A friend once blew my mind with his story about a friend from the States who’d spent twenty-plus years picking up lost playing cards — you know, the ones you see littering the streets? Keep an eye out, you’ll see ‘em — until he completed a whole deck.
Fifty-two unique cards, plus jokers. If that doesn’t blow your mind, then start looking.
Last summer, another friend and I were on a bike ride — actually, the last 125km of Thighs of Steel — and we spotted a blue baseball cap on the side of the road.
I didn’t think anything of it: one of the day’s less interesting roadside flotsam compared to the drifts of cotton fruit and the odd tortoise.
But my friend pulled sharp to a stop, picked the battered cap up and brushed it down.
‘I love these weird old caps,’ he said, showing off his find. ‘Look at that — !’
I looked. The word ‘Castrol’ was stitched into the forehead.
For the rest of the ride, the game was cap-spotting. We found no fewer than six caps that day.

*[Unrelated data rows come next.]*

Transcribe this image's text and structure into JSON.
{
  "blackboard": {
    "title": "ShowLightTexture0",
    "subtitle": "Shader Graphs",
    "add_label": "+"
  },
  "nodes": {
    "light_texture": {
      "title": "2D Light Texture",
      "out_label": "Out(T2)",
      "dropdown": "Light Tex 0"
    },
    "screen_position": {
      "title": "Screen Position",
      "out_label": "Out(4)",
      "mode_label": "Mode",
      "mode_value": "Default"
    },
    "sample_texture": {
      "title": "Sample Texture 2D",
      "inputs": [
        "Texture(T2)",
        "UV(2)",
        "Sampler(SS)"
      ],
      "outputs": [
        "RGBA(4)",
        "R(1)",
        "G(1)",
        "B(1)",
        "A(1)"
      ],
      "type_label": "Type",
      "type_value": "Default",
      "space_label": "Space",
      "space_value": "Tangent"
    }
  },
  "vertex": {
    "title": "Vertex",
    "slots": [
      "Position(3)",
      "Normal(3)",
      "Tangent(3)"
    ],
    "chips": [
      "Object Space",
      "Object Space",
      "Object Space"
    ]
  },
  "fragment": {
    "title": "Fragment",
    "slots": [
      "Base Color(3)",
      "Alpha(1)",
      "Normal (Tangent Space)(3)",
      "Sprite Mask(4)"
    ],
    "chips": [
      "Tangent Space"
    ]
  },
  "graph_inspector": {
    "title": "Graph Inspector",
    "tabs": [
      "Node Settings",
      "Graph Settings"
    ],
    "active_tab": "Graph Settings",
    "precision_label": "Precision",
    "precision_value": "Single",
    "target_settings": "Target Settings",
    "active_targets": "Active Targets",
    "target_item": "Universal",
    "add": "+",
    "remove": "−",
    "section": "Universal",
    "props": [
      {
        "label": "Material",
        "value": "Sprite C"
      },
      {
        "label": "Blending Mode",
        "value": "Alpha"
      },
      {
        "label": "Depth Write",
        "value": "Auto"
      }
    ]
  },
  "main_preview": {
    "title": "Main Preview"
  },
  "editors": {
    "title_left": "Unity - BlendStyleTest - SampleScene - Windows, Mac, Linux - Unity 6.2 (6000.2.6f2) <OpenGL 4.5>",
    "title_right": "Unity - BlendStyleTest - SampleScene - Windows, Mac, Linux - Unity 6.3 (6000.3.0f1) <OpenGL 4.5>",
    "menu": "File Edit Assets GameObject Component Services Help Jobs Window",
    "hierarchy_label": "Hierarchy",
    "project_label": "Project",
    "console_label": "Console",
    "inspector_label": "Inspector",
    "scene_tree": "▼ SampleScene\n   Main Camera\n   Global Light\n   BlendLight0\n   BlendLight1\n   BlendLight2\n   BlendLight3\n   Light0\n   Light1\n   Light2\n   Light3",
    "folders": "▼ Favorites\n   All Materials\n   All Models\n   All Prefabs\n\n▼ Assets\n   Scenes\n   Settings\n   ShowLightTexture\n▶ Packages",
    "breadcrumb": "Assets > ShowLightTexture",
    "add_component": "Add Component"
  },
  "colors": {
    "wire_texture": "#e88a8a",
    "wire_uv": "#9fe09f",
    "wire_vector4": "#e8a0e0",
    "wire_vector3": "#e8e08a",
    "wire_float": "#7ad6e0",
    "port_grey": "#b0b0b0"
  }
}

Fast forward to a couple of weekends ago, instructing in the Chiltern Hills. One of those deceptive spring days where the sunrays were stronger than the ambient temperature.
I was surprised to get home and feel the heat still radiating off my scalp.
‘I need a cap,’ I said to myself, without really knowing what I was letting myself in for.
Since then, I’ve been on the look out, hoping to join the secret society of lost hats. So far, I’ve only come up with a luscious woven beach hat and a child’s baseball cap.
Anyway. If you know a kid called Aamilah, let her know that it’s tied up on the handrail leading down to the Durley Chine Harvester. Cheers.